Hypercholesterolemia‐induced reduction of flow‐induced vasodilation (FIV) in inwardly rectifying K⁺ (Kir)–deficient mouse mesenteric arteries. A, Representative traces showing dilations to increasing intraluminal flow in arteries isolated from wild‐type (WT), apolipoprotein E–deficient (Apoe ^−/−), and Kir2.1 ^+/− /Apoe ^−/− mice. Arterial diameter was continuously monitored and a measurement was recorded every 30 seconds. Endothelin 1 (ET‐1) (1.2–2×10⁻¹⁰ mol/L) was used to preconstrict the vessels before an FIV protocol. At the end of an FIV protocol, papaverine (10⁻⁴ mol/L) was used to determine endothelium‐independent function and validity of the previous FIV protocol.
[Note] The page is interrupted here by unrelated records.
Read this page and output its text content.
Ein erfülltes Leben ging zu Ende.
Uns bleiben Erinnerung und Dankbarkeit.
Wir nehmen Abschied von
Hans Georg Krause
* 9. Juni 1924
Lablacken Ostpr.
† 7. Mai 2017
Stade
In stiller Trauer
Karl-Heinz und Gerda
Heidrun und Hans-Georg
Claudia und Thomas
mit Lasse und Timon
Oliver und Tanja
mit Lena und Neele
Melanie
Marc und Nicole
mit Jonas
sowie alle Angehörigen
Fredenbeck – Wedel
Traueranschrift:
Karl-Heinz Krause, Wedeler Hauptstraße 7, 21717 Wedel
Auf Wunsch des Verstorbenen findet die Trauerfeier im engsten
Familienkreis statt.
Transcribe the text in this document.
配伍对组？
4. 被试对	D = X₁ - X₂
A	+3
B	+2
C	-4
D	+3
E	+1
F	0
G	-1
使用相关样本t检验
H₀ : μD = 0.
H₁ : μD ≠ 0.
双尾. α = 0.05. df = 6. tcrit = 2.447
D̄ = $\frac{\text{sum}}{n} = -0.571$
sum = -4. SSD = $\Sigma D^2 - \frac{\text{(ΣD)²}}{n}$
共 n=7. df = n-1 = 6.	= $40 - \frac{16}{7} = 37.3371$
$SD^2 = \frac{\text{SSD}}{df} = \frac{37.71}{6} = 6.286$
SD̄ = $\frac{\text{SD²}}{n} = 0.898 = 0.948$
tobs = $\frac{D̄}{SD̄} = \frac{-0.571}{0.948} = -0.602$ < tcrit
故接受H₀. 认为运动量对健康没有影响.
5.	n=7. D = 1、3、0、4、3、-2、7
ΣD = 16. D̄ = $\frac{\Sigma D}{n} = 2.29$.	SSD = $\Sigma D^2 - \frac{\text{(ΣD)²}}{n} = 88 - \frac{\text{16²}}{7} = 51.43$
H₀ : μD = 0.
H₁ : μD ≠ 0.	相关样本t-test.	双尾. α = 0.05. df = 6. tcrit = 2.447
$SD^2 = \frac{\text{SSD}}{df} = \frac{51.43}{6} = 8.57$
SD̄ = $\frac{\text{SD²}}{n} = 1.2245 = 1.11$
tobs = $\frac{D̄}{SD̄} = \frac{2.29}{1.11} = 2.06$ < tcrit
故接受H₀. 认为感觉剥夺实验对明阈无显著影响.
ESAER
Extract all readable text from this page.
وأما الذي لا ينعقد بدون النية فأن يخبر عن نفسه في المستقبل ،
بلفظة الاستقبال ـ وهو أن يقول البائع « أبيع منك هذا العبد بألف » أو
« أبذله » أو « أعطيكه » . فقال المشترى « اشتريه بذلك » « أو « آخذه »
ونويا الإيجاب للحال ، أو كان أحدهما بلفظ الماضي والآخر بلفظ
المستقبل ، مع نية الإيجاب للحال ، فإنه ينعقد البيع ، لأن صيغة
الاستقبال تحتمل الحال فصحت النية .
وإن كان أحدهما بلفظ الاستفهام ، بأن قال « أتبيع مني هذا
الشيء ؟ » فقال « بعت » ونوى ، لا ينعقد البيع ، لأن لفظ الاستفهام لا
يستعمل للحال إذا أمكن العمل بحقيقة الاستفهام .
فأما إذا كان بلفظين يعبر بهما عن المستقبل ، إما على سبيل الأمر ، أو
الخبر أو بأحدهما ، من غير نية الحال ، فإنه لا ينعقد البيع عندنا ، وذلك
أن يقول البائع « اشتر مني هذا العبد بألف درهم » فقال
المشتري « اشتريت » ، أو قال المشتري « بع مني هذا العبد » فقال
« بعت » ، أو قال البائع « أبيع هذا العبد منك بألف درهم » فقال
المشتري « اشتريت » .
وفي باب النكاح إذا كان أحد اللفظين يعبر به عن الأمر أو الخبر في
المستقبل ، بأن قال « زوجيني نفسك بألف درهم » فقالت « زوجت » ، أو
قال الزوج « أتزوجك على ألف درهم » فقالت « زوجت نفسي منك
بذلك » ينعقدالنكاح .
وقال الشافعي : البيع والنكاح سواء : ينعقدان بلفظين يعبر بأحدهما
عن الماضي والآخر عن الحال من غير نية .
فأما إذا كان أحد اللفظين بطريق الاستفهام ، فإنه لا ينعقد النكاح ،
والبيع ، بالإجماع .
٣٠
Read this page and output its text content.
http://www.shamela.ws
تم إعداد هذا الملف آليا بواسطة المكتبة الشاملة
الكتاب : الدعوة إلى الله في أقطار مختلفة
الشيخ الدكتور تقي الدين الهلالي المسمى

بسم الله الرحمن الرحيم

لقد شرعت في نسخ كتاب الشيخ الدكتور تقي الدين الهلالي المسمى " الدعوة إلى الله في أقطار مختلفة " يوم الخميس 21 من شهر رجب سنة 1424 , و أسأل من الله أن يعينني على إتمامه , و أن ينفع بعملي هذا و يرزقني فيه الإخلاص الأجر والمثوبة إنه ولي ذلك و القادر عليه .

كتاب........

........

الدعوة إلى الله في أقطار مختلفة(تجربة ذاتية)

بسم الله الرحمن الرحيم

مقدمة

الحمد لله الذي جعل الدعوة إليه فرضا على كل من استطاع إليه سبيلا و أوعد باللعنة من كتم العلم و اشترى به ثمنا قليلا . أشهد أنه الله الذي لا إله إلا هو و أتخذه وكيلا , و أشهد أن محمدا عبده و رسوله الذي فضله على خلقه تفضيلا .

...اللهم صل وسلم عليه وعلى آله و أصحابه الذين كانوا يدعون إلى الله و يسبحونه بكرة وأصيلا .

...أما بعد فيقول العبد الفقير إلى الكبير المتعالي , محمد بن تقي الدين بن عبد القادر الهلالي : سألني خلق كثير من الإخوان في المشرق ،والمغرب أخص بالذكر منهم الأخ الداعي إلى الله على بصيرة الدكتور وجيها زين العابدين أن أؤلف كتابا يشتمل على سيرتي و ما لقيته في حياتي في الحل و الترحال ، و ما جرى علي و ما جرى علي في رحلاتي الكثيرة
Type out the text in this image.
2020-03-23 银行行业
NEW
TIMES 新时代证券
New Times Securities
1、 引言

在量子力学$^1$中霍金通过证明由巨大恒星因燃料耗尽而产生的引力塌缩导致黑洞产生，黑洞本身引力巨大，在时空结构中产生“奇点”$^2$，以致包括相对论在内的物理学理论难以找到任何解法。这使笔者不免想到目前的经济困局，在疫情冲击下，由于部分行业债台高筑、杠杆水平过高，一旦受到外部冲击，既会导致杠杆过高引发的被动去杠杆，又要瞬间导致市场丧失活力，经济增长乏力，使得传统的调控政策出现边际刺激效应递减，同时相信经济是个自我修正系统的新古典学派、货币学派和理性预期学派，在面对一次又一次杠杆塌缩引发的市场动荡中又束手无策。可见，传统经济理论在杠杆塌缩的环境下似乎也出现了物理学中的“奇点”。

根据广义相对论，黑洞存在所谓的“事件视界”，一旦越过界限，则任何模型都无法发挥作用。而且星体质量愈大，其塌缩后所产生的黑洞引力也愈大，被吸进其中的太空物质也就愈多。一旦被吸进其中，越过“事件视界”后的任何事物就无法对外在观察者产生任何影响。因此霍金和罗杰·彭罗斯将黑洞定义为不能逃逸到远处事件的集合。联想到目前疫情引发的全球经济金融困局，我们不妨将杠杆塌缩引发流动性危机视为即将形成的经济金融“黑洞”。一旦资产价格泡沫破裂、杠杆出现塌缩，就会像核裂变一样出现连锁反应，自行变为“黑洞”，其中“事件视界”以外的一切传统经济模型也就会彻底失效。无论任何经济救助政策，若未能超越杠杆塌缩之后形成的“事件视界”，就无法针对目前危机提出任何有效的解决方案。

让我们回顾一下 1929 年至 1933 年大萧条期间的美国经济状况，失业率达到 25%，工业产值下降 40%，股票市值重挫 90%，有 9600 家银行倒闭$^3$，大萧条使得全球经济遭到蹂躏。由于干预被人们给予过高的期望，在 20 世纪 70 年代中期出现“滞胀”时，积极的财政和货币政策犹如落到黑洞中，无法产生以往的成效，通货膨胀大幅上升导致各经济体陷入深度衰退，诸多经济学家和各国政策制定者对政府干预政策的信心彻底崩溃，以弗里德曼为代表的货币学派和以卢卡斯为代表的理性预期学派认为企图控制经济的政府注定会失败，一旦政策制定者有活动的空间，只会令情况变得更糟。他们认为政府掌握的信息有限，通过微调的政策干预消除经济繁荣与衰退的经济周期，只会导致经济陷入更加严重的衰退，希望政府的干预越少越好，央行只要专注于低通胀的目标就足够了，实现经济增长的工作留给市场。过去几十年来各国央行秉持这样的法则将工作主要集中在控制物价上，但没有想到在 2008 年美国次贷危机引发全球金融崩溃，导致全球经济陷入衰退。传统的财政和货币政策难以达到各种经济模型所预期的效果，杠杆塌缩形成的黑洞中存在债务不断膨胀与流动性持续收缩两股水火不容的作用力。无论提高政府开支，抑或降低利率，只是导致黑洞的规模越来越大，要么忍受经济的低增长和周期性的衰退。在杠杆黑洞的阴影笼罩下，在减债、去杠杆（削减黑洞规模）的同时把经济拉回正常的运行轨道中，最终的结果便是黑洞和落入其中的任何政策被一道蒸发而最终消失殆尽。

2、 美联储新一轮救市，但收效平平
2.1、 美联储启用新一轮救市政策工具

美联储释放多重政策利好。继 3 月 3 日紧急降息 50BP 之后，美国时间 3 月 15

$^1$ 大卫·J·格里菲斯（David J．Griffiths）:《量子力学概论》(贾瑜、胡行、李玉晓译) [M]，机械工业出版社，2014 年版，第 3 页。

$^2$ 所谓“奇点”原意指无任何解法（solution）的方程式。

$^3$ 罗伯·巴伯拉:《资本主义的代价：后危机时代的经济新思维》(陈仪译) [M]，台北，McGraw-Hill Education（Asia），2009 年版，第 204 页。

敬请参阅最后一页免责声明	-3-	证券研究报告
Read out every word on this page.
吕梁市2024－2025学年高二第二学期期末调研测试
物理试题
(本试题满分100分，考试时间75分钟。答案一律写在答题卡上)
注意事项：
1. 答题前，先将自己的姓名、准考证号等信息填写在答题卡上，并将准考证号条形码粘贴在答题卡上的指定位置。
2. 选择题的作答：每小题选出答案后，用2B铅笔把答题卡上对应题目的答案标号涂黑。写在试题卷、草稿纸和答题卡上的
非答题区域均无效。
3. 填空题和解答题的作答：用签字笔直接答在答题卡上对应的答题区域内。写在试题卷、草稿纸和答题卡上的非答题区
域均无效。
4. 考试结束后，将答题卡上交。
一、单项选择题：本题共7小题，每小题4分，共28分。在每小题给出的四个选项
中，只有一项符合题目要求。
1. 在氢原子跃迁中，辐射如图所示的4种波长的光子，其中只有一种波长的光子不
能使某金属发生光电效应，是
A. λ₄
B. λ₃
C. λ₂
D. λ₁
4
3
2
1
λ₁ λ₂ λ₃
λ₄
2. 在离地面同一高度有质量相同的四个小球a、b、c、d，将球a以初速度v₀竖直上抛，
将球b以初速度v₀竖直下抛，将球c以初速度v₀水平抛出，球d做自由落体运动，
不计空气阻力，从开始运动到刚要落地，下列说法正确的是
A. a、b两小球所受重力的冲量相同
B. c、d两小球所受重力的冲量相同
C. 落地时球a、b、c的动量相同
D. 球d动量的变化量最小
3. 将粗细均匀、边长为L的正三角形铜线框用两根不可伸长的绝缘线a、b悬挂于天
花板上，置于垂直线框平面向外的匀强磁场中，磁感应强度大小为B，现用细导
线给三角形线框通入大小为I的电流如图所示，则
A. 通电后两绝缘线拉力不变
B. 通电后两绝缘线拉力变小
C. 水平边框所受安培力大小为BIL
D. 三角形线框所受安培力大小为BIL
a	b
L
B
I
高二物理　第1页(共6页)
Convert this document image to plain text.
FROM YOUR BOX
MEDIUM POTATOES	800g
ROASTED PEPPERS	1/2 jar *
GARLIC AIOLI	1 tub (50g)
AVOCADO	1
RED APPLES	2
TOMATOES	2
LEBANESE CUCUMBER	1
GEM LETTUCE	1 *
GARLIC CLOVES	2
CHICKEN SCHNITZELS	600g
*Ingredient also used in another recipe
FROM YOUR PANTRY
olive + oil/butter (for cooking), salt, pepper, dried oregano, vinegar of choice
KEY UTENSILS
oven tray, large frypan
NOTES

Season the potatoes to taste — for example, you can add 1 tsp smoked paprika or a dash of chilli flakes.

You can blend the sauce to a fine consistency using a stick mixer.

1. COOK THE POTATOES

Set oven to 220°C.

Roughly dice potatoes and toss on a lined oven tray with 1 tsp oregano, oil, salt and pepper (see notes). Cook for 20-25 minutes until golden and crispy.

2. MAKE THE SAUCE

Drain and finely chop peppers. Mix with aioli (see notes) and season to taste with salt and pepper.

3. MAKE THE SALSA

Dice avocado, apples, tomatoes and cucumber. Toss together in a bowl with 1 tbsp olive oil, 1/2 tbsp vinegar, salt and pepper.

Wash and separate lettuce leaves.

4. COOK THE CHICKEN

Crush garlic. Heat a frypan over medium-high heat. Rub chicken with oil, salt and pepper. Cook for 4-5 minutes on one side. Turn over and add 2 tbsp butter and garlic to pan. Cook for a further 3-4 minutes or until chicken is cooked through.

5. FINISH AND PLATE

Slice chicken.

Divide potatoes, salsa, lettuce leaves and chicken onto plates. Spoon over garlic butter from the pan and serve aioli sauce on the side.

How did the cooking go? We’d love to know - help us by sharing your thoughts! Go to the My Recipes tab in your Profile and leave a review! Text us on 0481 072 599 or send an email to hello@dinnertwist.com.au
In most cases, papaverine induced dilations >95%. B, Group data showing the full dose response to flow using the pressure gradient method in each model. For WT, 6 arteries from 4 mice; Apoe ^−/−, 4 arteries from 4 mice; and Kir2.1 ^+/− /Apoe ^−/−, 4 arteries from 4 mice. SEM was calculated using the number of mice. Inhibitors of Kir (Ba²⁺; 3×10⁻⁵ mol/L) and small conductance Ca²⁺‐activated K⁺ (apamin; 2×10⁻⁸ mol/L) channels reveal the contribution of Kir channels in (C) Apoe ^−/− and (D) Kir2.1 ^+/− /Apoe ^−/− mice is abolished while the function of small conductance Ca²⁺‐activated K⁺ remains intact in response to intraluminal flow. E, Group data highlighting differences in response to Δ100 cm H₂O determined by Bonferroni correction after 2‐way repeated measures ANOVA. *P<0.05 vs control (no inhibitor) and ^‡ P<0.05 vs Ba²⁺.